As these instruments only go so far, and the imperative to act on delivering on promises remains with the State, the citizens of many African countries remain on the loosing end of these empty promises, with majority of people unable to access comprehensive and life-saving healthcare because they simply cannot either afford or get to the place where these services are offered. Human rights defenders who challenge States and hold them accountable for the promises made are often subjected to targeted violence and silencing.
Through sharing and conversations over four days, activists from Southern and East Africa came together to help shape work and demands we need to make in order to make access real for all people, everywhere in Southern Africa. The conversation on access to healthcare covers the many ways in which access is enabled and disabled. Activists took the four days to raise various issues around working together to demand, not only the best kind of access and availability to healthcare for Key Populations, but for all people.

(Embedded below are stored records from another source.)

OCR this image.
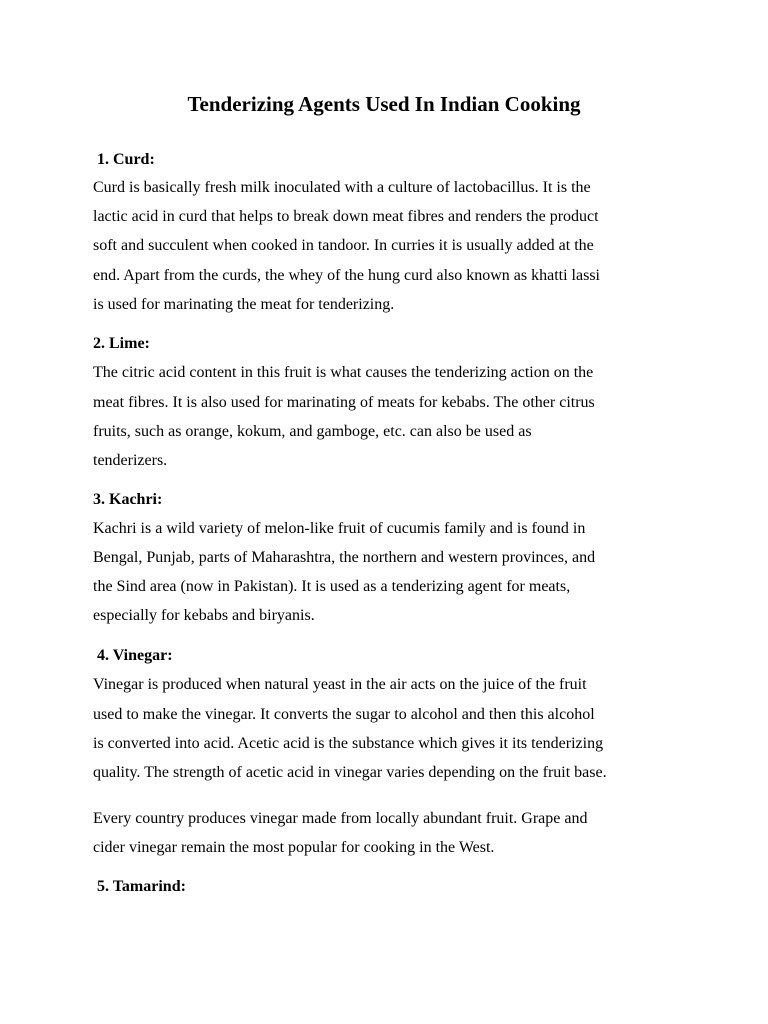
Tenderizing Agents Used In Indian Cooking
1. Curd:
Curd is basically fresh milk inoculated with a culture of lactobacillus. It is the
lactic acid in curd that helps to break down meat fibres and renders the product
soft and succulent when cooked in tandoor. In curries it is usually added at the
end. Apart from the curds, the whey of the hung curd also known as khatti lassi
is used for marinating the meat for tenderizing.
2. Lime:
The citric acid content in this fruit is what causes the tenderizing action on the
meat fibres. It is also used for marinating of meats for kebabs. The other citrus
fruits, such as orange, kokum, and gamboge, etc. can also be used as
tenderizers.
3. Kachri:
Kachri is a wild variety of melon-like fruit of cucumis family and is found in
Bengal, Punjab, parts of Maharashtra, the northern and western provinces, and
the Sind area (now in Pakistan). It is used as a tenderizing agent for meats,
especially for kebabs and biryanis.
4. Vinegar:
Vinegar is produced when natural yeast in the air acts on the juice of the fruit
used to make the vinegar. It converts the sugar to alcohol and then this alcohol
is converted into acid. Acetic acid is the substance which gives it its tenderizing
quality. The strength of acetic acid in vinegar varies depending on the fruit base.
Every country produces vinegar made from locally abundant fruit. Grape and
cider vinegar remain the most popular for cooking in the West.
5. Tamarind:
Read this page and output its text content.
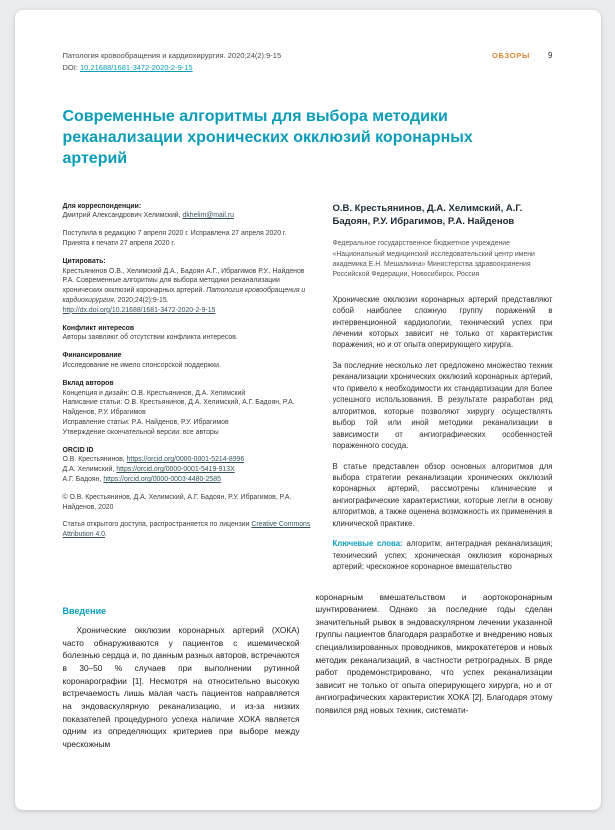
Патология кровообращения и кардиохирургия. 2020;24(2):9-15
DOI: 10.21688/1681-3472-2020-2-9-15
ОБЗОРЫ 9
Современные алгоритмы для выбора методики реканализации хронических окклюзий коронарных артерий
Для корреспонденции:
Дмитрий Александрович Хелимский, dkhelim@mail.ru
Поступила в редакцию 7 апреля 2020 г. Исправлена 27 апреля 2020 г. Принята к печати 27 апреля 2020 г.
Цитировать:
Крестьянинов О.В., Хелимский Д.А., Бадоян А.Г., Ибрагимов Р.У., Найденов Р.А. Современные алгоритмы для выбора методики реканализации хронических окклюзий коронарных артерий. Патология кровообращения и кардиохирургия. 2020;24(2):9-15.
http://dx.doi.org/10.21688/1681-3472-2020-2-9-15
Конфликт интересов
Авторы заявляют об отсутствии конфликта интересов.
Финансирование
Исследование не имело спонсорской поддержки.
Вклад авторов
Концепция и дизайн: О.В. Крестьянинов, Д.А. Хелимский
Написание статьи: О.В. Крестьянинов, Д.А. Хелимский, А.Г. Бадоян, Р.А. Найденов, Р.У. Ибрагимов
Исправление статьи: Р.А. Найденов, Р.У. Ибрагимов
Утверждение окончательной версии: все авторы
ORCID ID
О.В. Крестьянинов, https://orcid.org/0000-0001-5214-8996
Д.А. Хелимский, https://orcid.org/0000-0001-5419-913X
А.Г. Бадоян, https://orcid.org/0000-0003-4480-2585
© О.В. Крестьянинов, Д.А. Хелимский, А.Г. Бадоян, Р.У. Ибрагимов, Р.А. Найденов, 2020
Статья открытого доступа, распространяется по лицензии Creative Commons Attribution 4.0.
О.В. Крестьянинов, Д.А. Хелимский, А.Г. Бадоян, Р.У. Ибрагимов, Р.А. Найденов
Федеральное государственное бюджетное учреждение «Национальный медицинский исследовательский центр имени академика Е.Н. Мешалкина» Министерства здравоохранения Российской Федерации, Новосибирск, Россия

Хронические окклюзии коронарных артерий представляют собой наиболее сложную группу поражений в интервенционной кардиологии, технический успех при лечении которых зависит не только от характеристик поражения, но и от опыта оперирующего хирурга.

За последние несколько лет предложено множество техник реканализации хронических окклюзий коронарных артерий, что привело к необходимости их стандартизации для более успешного использования. В результате разработан ряд алгоритмов, которые позволяют хирургу осуществлять выбор той или иной методики реканализации в зависимости от ангиографических особенностей пораженного сосуда.

В статье представлен обзор основных алгоритмов для выбора стратегии реканализации хронических окклюзий коронарных артерий, рассмотрены клинические и ангиографические характеристики, которые легли в основу алгоритмов, а также оценена возможность их применения в клинической практике.

Ключевые слова: алгоритм; антеградная реканализация; технический успех; хроническая окклюзия коронарных артерий; чрескожное коронарное вмешательство

Введение

Хронические окклюзии коронарных артерий (ХОКА) часто обнаруживаются у пациентов с ишемической болезнью сердца и, по данным разных авторов, встречаются в 30–50 % случаев при выполнении рутинной коронарографии [1]. Несмотря на относительно высокую встречаемость лишь малая часть пациентов направляется на эндоваскулярную реканализацию, и из-за низких показателей процедурного успеха наличие ХОКА является одним из определяющих критериев при выборе между чрескожным

коронарным вмешательством и аортокоронарным шунтированием. Однако за последние годы сделан значительный рывок в эндоваскулярном лечении указанной группы пациентов благодаря разработке и внедрению новых специализированных проводников, микрокатетеров и новых методик реканализаций, в частности ретроградных. В ряде работ продемонстрировано, что успех реканализации зависит не только от опыта оперирующего хирурга, но и от ангиографических характеристик ХОКА [2]. Благодаря этому появился ряд новых техник, системати-
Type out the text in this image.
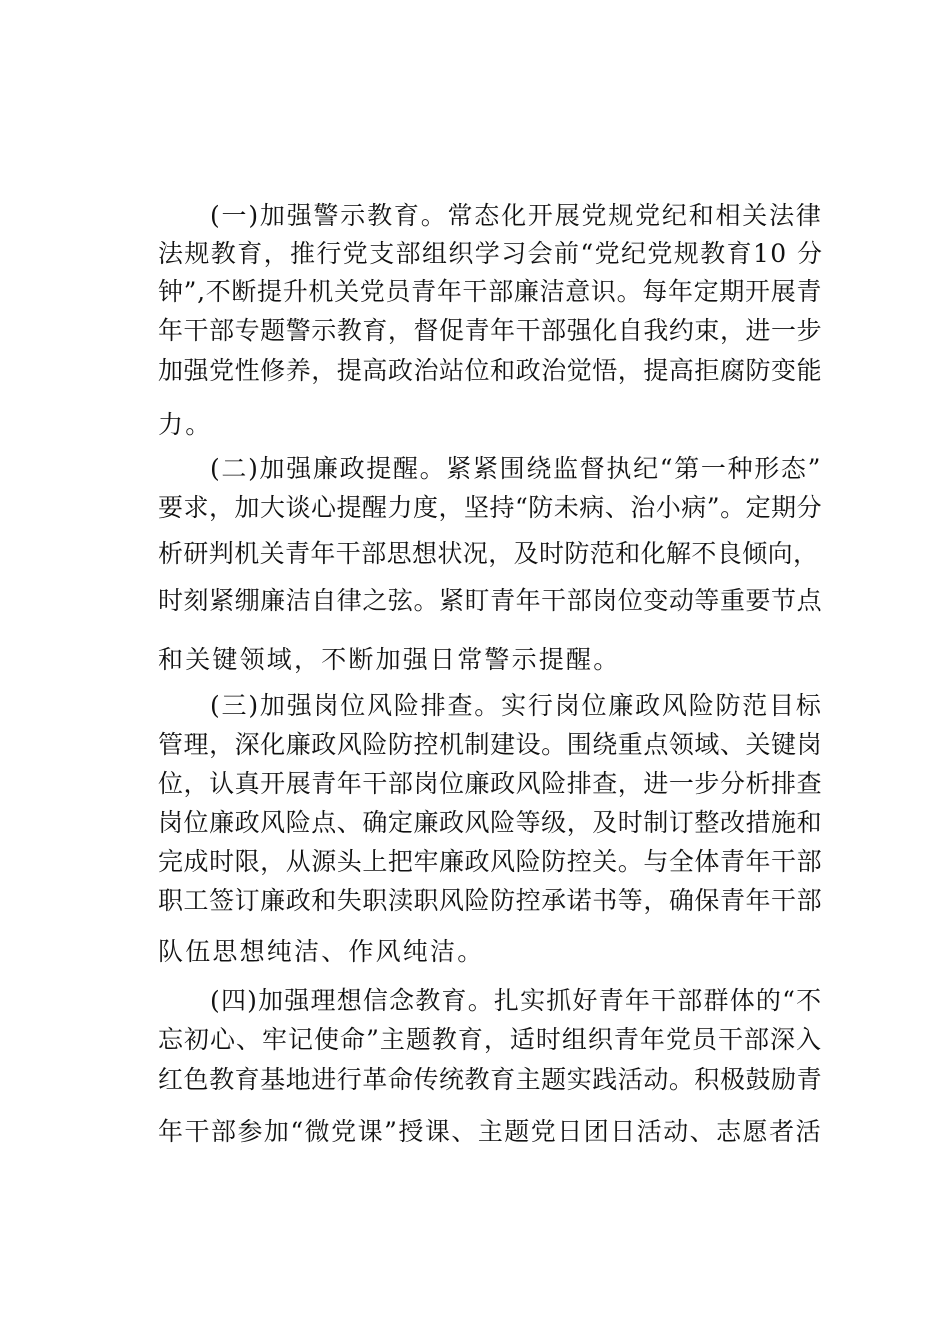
(一)加强警示教育。常态化开展党规党纪和相关法律
法规教育，推行党支部组织学习会前“党纪党规教育10 分
钟”,不断提升机关党员青年干部廉洁意识。每年定期开展青
年干部专题警示教育，督促青年干部强化自我约束，进一步
加强党性修养，提高政治站位和政治觉悟，提高拒腐防变能
力。
(二)加强廉政提醒。紧紧围绕监督执纪“第一种形态”
要求，加大谈心提醒力度，坚持“防未病、治小病”。定期分
析研判机关青年干部思想状况，及时防范和化解不良倾向，
时刻紧绷廉洁自律之弦。紧盯青年干部岗位变动等重要节点
和关键领域，不断加强日常警示提醒。
(三)加强岗位风险排查。实行岗位廉政风险防范目标
管理，深化廉政风险防控机制建设。围绕重点领域、关键岗
位，认真开展青年干部岗位廉政风险排查，进一步分析排查
岗位廉政风险点、确定廉政风险等级，及时制订整改措施和
完成时限，从源头上把牢廉政风险防控关。与全体青年干部
职工签订廉政和失职渎职风险防控承诺书等，确保青年干部
队伍思想纯洁、作风纯洁。
(四)加强理想信念教育。扎实抓好青年干部群体的“不
忘初心、牢记使命”主题教育，适时组织青年党员干部深入
红色教育基地进行革命传统教育主题实践活动。积极鼓励青
年干部参加“微党课”授课、主题党日团日活动、志愿者活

Dawn Cavanagh, Director of the Coalition of African Lesbians helped articulate why it is important for even people perceived to be marginalised to demand for widespread access and availability of heath care and healthcare services. As much as there are queer people, trans* people, and the diversity of people who are non-conforming to the heteronorm, a call for recognition of bodies and bodily autonomy should underpin our demands for access to comprehensive access to healthcare. Our bodies, as poor bodies, and women’s bodies and Black bodies are all affected by limited and denied access to healthcare. Whether it is by pricing medical care away from people that cannot afford it, or if it’s State sanctioned policies and guidelines that refuse to acknowledge lived realities and existing situations for the majority of people, access remains a big barrier to the attaining of comprehensive and necessary healthcare.
In calling for guaranteed and consistent access to healthcare for all, conversations about what impediments exist and under what contexts were had by the activists present. Over and again, it emerged that the various oppressions and injustices that necessitate civil society action and dissent are the same issues that create these barriers to healthcare. Because these issues intersect, a call for access to health cannot be voiced without an interrogation of poverty and what systems prevent people living in poverty from accessing healthcare. These same interrogations have to be made for the range of social justice and equality issues and what root causes exist and how to expose these root causes and disrupt and dismantle systems which then address issues of access for majority of people.
Through various health and socio-economic crises, civil society organisations, movements and communities have been able to mobilise people, services and resources that create bridges to accessing healthcare for people. From Home Based Care volunteers for people living with the complications of HIV and Aids, to community caregivers for ebola outbreaks over the years, people have shown that making access to healthcare real for all is possible. But these kinds of efforts need resources by way of people and finances that only go so far. Civil Society can only build so many bridges and part of the efforts should also be used to compel States to deliver on promises made to it’s people.
As activists continue discussing and interrogating how to frame and propose these demands, in this space and beyond, we also dig deeper and ask questions about this work. Questions about the language of groups like Key Populations and Men who have Sex with Men (MSM). We have to keep questioning the language, approach and intention of the work that we do, so that longer lasting solutions to the deeper problems are found.